Isso não acontece por falta de controle ou fraqueza. Comer em excesso, nesses casos, é uma resposta emocional do organismo tentando lidar com um estado interno de tensão constante.
A ansiedade e o estado de alerta do corpo
A ansiedade mantém o corpo em estado permanente de alerta, como se houvesse uma ameaça contínua. O sistema nervoso libera hormônios ligados ao estresse, como o cortisol, que interferem diretamente na fome e na saciedade.
Quando esse estado se prolonga, o organismo busca formas rápidas de alívio. A comida, especialmente aquela que gera prazer imediato, torna-se uma estratégia inconsciente para reduzir a tensão emocional.
Comer como forma de aliviar emoções difíceis
Para muitas pessoas ansiosas, a comida funciona como um regulador emocional. Comer traz uma sensação momentânea de conforto, segurança e distração. Durante o ato de comer, o corpo reduz temporariamente a sensação de angústia, inquietação ou vazio.
Esse alívio, porém, é passageiro. Após o efeito imediato, a ansiedade retorna, muitas vezes acompanhada de culpa, vergonha ou frustração, reforçando um ciclo difícil de interromper.
A relação entre ansiedade, compulsão e perda de controle
Nem toda pessoa ansiosa desenvolve compulsão alimentar, mas a ansiedade pode facilitar episódios de perda de controle com a comida. Isso acontece porque o cérebro passa a associar alimentação com alívio emocional.
Quanto maior o nível de ansiedade acumulada, maior tende a ser a busca por comida como válvula de escape. Não se trata de fome física, mas de uma tentativa de silenciar emoções desconfortáveis.
Por que a fome emocional parece tão intensa
A fome emocional costuma surgir de forma repentina e específica, geralmente direcionada a determinados alimentos. Diferente da fome física, ela não respeita sinais naturais de saciedade.

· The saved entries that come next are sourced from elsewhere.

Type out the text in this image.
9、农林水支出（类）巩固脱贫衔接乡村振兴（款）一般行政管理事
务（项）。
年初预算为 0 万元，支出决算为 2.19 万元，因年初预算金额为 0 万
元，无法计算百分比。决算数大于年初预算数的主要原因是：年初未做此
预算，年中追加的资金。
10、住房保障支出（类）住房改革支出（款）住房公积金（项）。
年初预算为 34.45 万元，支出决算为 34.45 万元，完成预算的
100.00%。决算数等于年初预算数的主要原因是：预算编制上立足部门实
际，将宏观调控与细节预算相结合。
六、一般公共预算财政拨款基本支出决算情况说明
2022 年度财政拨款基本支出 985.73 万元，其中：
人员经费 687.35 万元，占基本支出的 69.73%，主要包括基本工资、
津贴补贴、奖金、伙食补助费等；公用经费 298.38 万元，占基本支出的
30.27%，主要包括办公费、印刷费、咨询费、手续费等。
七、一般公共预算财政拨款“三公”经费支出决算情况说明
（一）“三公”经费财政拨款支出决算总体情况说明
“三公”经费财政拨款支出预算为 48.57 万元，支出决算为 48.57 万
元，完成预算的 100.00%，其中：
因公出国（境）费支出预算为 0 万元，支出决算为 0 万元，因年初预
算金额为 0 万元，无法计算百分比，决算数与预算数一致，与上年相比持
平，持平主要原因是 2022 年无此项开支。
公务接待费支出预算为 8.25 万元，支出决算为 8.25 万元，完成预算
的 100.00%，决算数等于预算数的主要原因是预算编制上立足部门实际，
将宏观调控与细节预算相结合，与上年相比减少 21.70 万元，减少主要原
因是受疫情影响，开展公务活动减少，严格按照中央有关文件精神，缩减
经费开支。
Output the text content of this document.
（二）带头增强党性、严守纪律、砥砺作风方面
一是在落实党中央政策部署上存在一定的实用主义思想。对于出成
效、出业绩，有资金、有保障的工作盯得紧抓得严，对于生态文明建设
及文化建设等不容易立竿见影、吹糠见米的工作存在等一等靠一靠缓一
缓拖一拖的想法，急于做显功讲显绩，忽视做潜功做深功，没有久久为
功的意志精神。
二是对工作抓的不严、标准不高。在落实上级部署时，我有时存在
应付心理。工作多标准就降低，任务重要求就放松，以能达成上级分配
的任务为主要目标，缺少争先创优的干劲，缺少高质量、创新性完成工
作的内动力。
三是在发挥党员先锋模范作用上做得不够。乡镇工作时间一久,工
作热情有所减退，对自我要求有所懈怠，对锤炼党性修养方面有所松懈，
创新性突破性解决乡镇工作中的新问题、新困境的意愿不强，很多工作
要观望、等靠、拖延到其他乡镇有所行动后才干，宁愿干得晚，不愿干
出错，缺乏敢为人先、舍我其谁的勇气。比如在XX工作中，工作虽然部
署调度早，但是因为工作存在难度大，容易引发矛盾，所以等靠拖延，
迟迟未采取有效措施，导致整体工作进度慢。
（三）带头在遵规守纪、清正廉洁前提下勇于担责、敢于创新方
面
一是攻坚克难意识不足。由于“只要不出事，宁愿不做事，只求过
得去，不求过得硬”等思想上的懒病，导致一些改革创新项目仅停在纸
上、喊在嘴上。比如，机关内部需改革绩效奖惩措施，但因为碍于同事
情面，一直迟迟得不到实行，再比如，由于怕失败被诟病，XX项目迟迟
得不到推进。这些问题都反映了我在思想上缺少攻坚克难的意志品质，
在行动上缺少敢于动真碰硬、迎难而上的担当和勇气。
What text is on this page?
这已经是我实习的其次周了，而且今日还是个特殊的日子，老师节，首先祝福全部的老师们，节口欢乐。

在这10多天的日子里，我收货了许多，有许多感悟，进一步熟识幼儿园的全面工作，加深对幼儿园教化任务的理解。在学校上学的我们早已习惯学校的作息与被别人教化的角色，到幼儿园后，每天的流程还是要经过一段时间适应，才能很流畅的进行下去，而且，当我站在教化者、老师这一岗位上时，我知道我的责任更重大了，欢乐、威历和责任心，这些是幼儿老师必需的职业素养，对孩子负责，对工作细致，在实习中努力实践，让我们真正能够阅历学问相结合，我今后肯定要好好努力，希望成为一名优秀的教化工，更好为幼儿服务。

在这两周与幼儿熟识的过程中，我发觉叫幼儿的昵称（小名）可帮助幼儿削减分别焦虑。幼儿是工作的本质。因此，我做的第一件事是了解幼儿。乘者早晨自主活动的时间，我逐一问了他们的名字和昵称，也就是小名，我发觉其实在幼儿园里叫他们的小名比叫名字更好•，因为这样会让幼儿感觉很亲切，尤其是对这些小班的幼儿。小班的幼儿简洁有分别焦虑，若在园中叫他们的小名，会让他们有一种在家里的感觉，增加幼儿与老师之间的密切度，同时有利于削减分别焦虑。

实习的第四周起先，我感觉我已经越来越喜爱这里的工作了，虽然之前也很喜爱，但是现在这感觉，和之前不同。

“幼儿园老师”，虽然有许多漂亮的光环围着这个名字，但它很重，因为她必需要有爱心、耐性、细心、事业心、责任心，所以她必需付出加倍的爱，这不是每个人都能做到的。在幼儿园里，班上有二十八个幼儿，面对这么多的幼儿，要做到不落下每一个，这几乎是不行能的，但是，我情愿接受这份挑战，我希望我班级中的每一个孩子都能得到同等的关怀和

Isso ocorre porque o cérebro emocional não está buscando nutrientes, mas sim regulação emocional. Enquanto a ansiedade não é cuidada na raiz, o corpo continua tentando compensar por meio da comida.
O papel da terapia na relação entre ansiedade e alimentação
A terapia ajuda a identificar os gatilhos emocionais que levam ao comer excessivo. Ao compreender o que está por trás da ansiedade, a pessoa aprende a desenvolver outras formas de lidar com as emoções, sem precisar recorrer automaticamente à comida.
Com o tempo, o corpo deixa de associar alimentação ao alívio emocional, e a relação com a comida se torna mais consciente e equilibrada. O foco não é controle rígido, mas escuta emocional.
Quem tem ansiedade não come mais por falta de disciplina, mas porque o corpo está tentando sobreviver emocionalmente. Comer, nesses casos, é um pedido de cuidado que não foi ouvido de outra forma.
Ao tratar a ansiedade na raiz, a relação com a comida tende a se reorganizar naturalmente. Cuidar da saúde emocional é um passo essencial para cuidar também do corpo.